My husband has 4 children, 3 are age's 6-9, and 2 are adopted by his ex wife, he cares for them part time.

I have 2 teen-agers who are older, and don't need me like they once did.

Anyway, I am starting to feel the differences between us, and it's straining our relationship. He's very complicated while I'm more concrete. And while he struggles with all this, I seem to just sit and be still watching it all take place.

There are times I just want to leave, and it's becoming more apparent we may not have much in common as we once thought.

Financially we are always struggling, and there are times I don't know whats going on, but I did all I could do, including buying a car, paying for our vacation, and know I'm getting really bogged down with not receiving anything in return. My car is now his car, while sit and wait at home, something I swore I would never do.

And all the meanwhile we are downsizing all our things to storage, and its been stressful, because while he's trying to figure out what life works for him, including housing, I seem to be paying the price. I'm getting older and this constant instability is killing me.

I don't know what to do but I'm afraid one foot is out the door


----------



## growtogether (Feb 27, 2012)

Hello 
What do you want about your marriage? You want to work on it or let it go?


----------



## buttersnips (Apr 17, 2012)

well, deciding seems to take over action, which is why we don't jump..

I don't know yet. But I will. thanks


----------



## Jellybeans (Mar 8, 2011)

Talk to him about how you feel. 

How long have you been married?


----------



## growtogether (Feb 27, 2012)

What seems to get in your way to take a decision?


----------



## lamaga (May 8, 2012)

Oh, dear...well, if you have already decided, then stick to it and go. Dragging it out will only make it harder.

Not clear from your OP what exactly was your breaking point, but then, that's really no one's business but yours.


----------



## buttersnips (Apr 17, 2012)

We married hastily back in February on the 29th.
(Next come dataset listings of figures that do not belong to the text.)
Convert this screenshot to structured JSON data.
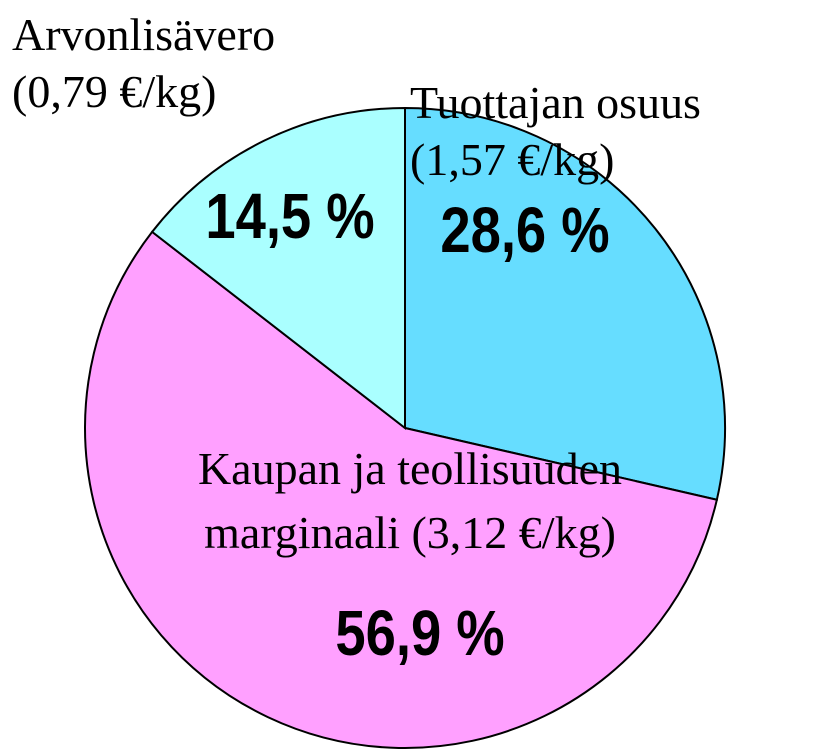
{
  "chart_data": {
    "type": "pie",
    "categories": [
      [
        "Tuottajan osuus",
        "(1,57 €/kg)"
      ],
      [
        "Kaupan ja teollisuuden",
        "marginaali  (3,12 €/kg)"
      ],
      [
        "Arvonlisävero",
        "(0,79 €/kg)"
      ]
    ],
    "values": [
      28.6,
      56.9,
      14.5
    ],
    "value_labels": [
      "28,6 %",
      "56,9 %",
      "14,5 %"
    ],
    "colors": [
      "#66ddff",
      "#ffa0ff",
      "#aaffff"
    ]
  }
}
It was ill planned and it seemed as though it would've been fine if it hadn't been done at all, I'm sorry, that was my impression.
Anyway, the constant pressure on me to give or be a provider without getting it in return is becoming frustrating. I bought my own ring, and I seem to be always giving him money? I have never really asked him for anything. It just seems as though he's putting me in the middle of a messy past divorce, and he brought his behaviors with him..I am doing the best I can to cope, but it's getting really hard. We moved 3 time's, he's never happy with where we live, and its just getting to be rough. I'm so sorry to vent on here. thank you for listening.


----------